Cette évocation me permet de mettre des mots sur le malaise que je ressens à la lecture des journaux de confinement, écrits par des personnalités qui font état de leur états d’âmes et étalent avec une grandiloquence qui frise le ridicule, les perturbations que le confinement a généré dans leur existence bourgeoise, empêchés d’aller au théâtre ou d’assister à des réceptions, diantre! Heureusement, il leur reste, à ces malheureux, le style et une plume acérée. Plus sérieusement, pour la plupart d’entre nous, Français de classe moyenne, le confinement, pour pénible qu’il puisse être parfois, est une expérience qu’il nous est possible de rendre largement supportable. Aussi, je songe aux femmes victimes d’un compagnon violent. Hier, elles faisaient encore la une des médias avec le mouvement Mee Too et devraient être oubliées du jour au lendemain? Comme si leur cause, brandie comme prioritaire il y a peu, devait subitement être éclipsée par l’actualité d’un virus. Je songe donc à elles dont je n’ose imaginer le calvaire et les angoisses, dans la situation de confinement avec leur bourreau. Je songe aussi à ceux pour qui, du fait de leur très jeune âge, la notion de confinement n’est certes pas aisée à saisir. Surtout lorsque leur quotidien n’est pas des plus sécurisants et que l’école représente un refuge contre leur propre famille. Je le sais, ils existent, j’en ai beaucoup (trop) connus en tant que prof.

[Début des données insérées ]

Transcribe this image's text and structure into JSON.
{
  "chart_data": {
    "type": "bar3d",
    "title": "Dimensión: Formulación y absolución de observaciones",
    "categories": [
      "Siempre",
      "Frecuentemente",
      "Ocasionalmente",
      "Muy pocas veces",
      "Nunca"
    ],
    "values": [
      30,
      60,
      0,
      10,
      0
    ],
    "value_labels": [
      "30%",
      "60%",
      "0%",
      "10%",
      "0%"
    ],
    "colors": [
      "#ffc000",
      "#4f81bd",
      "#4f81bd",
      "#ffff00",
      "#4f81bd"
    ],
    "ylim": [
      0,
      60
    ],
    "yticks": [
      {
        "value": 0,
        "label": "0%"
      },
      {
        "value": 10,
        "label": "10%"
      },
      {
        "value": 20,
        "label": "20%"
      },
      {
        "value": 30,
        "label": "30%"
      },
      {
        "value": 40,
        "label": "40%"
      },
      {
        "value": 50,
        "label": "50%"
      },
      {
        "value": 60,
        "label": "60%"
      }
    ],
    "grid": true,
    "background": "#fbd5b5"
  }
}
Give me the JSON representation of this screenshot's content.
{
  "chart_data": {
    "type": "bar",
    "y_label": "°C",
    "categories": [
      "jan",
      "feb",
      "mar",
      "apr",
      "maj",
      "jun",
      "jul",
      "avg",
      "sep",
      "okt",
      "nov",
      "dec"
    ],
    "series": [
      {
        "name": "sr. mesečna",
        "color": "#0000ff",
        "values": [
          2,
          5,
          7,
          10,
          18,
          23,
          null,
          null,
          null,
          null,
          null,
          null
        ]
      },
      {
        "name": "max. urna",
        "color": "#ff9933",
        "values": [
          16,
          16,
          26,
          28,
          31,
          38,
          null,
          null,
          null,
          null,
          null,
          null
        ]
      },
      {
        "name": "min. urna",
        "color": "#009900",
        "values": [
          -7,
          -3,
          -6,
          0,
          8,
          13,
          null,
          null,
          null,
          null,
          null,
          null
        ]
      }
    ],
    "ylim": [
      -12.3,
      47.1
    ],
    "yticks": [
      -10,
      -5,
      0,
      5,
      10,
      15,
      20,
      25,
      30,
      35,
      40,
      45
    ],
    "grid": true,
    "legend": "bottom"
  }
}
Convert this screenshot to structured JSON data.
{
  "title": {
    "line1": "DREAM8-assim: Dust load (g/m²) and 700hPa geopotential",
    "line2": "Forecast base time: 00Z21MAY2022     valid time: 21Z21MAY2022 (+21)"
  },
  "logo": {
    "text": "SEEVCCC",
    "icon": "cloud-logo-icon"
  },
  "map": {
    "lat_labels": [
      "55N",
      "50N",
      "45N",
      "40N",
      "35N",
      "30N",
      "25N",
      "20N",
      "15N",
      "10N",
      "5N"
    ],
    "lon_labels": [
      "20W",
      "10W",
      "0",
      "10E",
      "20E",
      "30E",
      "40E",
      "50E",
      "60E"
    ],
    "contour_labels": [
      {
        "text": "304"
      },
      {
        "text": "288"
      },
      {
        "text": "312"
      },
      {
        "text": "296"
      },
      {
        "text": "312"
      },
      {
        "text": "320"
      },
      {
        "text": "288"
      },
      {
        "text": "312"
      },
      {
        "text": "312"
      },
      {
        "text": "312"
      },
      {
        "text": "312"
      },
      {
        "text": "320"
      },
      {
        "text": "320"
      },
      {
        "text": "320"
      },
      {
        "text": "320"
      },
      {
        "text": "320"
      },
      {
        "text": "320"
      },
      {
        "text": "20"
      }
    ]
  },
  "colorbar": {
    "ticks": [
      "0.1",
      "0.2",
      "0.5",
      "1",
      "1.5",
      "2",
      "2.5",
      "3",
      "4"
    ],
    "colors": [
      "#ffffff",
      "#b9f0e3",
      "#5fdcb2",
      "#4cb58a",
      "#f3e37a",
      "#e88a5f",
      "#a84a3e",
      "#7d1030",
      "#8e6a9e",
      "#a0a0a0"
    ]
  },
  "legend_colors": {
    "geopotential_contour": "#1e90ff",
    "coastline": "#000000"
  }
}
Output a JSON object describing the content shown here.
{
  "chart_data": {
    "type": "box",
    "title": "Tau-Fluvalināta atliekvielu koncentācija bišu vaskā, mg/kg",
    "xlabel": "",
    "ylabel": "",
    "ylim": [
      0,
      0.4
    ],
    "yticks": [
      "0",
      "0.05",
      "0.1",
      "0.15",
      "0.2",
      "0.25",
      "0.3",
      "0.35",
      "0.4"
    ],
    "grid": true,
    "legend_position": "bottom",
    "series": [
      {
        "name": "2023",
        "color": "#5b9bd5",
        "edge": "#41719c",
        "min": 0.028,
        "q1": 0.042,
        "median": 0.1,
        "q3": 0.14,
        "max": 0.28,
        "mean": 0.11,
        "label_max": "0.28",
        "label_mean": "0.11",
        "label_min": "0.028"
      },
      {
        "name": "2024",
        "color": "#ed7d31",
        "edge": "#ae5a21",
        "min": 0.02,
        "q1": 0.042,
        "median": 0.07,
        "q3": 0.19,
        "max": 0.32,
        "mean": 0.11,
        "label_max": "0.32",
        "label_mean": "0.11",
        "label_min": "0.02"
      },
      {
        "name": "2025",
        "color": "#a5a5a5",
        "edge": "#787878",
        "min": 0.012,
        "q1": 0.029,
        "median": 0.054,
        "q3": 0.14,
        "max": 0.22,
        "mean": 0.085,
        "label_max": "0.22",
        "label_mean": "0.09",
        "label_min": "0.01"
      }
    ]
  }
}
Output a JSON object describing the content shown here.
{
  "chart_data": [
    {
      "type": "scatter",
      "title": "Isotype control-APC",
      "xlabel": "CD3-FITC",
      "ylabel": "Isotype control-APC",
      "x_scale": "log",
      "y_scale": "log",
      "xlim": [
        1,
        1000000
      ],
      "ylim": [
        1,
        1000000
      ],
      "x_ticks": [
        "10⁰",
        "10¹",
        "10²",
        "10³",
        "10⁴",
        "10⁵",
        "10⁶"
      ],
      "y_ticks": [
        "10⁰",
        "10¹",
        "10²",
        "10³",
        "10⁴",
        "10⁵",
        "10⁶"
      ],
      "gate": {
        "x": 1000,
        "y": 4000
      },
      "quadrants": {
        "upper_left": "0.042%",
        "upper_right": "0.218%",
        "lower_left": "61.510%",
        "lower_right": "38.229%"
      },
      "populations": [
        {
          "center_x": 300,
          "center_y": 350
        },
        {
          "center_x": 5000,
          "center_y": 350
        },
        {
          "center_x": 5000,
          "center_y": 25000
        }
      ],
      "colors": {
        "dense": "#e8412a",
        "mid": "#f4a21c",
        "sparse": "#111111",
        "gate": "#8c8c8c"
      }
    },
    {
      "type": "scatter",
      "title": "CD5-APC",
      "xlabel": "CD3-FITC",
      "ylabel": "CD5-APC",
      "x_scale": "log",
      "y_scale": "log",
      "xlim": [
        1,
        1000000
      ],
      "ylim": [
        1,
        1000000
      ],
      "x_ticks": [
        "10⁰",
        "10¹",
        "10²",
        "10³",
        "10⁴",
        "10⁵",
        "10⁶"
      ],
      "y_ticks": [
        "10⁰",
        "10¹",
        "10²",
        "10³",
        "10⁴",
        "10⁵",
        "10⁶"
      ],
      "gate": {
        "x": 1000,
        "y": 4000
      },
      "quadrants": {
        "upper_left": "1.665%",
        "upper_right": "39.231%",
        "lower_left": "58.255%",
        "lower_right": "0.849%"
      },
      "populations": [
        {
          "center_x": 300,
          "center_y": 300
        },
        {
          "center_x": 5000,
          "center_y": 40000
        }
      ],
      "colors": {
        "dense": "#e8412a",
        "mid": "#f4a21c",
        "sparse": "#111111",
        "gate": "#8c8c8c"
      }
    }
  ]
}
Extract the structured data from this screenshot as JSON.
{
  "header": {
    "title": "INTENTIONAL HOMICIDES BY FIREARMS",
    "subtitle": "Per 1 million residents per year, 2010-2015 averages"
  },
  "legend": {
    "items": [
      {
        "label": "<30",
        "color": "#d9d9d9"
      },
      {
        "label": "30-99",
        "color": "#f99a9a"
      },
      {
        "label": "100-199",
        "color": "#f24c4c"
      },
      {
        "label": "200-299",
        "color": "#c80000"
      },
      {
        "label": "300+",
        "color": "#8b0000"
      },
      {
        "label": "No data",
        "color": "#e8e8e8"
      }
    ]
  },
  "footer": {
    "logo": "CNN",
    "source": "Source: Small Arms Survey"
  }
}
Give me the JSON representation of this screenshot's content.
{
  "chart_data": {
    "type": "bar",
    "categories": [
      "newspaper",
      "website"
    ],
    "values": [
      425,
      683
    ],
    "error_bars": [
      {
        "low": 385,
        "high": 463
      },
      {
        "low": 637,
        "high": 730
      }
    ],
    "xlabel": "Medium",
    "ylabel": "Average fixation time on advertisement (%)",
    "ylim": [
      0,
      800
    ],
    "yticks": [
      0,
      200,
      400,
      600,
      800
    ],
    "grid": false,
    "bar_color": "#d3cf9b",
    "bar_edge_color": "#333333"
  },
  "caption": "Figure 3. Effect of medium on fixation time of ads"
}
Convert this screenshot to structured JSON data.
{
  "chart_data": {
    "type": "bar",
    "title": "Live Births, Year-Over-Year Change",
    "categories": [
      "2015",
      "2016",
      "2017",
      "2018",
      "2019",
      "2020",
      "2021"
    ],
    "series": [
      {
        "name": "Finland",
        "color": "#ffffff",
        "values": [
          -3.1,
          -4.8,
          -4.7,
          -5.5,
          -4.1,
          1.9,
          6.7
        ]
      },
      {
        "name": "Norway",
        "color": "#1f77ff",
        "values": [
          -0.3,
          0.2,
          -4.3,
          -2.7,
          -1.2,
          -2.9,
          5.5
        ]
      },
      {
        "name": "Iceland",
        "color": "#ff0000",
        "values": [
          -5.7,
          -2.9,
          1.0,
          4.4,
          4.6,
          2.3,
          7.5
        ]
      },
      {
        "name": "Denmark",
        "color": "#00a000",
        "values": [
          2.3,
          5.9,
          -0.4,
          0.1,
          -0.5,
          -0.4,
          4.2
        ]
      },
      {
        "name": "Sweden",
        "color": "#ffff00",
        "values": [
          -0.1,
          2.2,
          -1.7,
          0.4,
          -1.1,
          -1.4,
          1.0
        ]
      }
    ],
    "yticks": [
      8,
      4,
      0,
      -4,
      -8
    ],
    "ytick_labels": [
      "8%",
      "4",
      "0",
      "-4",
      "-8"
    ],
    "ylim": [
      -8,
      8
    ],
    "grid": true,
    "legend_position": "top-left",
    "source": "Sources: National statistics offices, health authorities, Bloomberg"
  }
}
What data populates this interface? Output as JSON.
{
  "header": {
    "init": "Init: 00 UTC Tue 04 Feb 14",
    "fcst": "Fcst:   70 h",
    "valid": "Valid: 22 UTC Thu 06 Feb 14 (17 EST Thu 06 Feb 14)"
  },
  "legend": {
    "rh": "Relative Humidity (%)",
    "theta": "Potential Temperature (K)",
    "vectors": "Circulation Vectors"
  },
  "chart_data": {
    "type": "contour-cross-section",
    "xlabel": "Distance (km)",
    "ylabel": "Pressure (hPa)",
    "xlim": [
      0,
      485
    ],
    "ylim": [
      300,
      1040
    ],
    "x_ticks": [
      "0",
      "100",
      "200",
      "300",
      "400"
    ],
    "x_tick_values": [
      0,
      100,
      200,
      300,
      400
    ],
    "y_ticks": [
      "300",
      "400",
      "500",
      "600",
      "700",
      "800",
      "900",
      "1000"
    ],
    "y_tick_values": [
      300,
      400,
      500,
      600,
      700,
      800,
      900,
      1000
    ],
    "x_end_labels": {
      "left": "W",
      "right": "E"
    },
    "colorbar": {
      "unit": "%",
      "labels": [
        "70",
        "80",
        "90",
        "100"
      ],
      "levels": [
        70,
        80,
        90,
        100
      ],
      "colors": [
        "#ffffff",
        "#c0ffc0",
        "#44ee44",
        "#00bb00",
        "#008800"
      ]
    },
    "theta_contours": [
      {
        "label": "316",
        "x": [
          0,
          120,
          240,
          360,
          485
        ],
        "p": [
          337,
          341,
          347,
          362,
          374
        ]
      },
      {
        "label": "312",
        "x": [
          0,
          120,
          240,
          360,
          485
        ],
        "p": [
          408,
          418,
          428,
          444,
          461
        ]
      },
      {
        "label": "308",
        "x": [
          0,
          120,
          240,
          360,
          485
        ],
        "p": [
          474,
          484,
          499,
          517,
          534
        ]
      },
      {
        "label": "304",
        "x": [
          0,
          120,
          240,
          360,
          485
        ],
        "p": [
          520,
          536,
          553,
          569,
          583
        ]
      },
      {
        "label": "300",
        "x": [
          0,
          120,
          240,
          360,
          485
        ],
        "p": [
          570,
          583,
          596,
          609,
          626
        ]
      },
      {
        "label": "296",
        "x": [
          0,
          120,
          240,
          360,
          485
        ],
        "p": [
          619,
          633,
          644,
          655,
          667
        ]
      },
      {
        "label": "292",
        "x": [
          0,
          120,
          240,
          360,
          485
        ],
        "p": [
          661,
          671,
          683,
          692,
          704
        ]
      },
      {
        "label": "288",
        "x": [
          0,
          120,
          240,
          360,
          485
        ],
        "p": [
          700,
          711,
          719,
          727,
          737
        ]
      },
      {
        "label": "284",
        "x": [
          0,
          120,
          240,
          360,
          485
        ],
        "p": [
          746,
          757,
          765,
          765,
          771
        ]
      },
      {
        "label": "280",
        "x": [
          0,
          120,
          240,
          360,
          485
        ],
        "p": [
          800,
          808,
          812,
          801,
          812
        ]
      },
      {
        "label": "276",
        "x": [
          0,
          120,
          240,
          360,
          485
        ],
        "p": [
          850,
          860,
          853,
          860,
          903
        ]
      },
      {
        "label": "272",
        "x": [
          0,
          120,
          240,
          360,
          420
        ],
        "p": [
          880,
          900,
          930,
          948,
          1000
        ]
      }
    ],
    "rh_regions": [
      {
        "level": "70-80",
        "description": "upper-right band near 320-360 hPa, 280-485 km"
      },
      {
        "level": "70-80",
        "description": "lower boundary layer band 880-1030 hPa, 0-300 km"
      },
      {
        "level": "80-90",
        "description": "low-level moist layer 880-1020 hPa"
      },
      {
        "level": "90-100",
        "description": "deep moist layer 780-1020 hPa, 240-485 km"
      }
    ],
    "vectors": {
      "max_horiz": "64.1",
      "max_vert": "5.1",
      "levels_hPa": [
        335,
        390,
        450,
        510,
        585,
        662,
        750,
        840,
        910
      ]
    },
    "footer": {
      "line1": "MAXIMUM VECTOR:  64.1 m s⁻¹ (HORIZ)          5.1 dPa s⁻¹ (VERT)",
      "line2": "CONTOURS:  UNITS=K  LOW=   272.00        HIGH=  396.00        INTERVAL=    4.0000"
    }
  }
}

Quid des femmes battues, alors, des enfants maltraités ? Ces sujets, que la triste actualité du virus me permet de rappeler, ne sont évidemment pas nouveaux. Mais ils revêtent une gravité particulière qu’il convient de ne pas omettre, sous couvert de confinement. Et quid des sans domiciles fixes, qu’on a vus, pour certains, interpellés par la police pour non-respect du confinement ? Quand l’ironie le dispute au grotesque !

Il nous aura fallu la crise des gilets jaunes pour prendre conscience de la galère que vivent au quotidien certains de nos concitoyens, brisés par la précarité. Alors oui, rappelons le, les SDF sont dans une prison à ciel ouvert, les femmes victimes de violences sont sans doute plus en sécurité dehors que chez elles, certains de nos petits voisins ou élèves rêvent d’école plus que de vacances, pour un temps de répit.

Ces faits invitent à considérer la notion de confinement d’un oeil nouveau, n’estil pas vrai?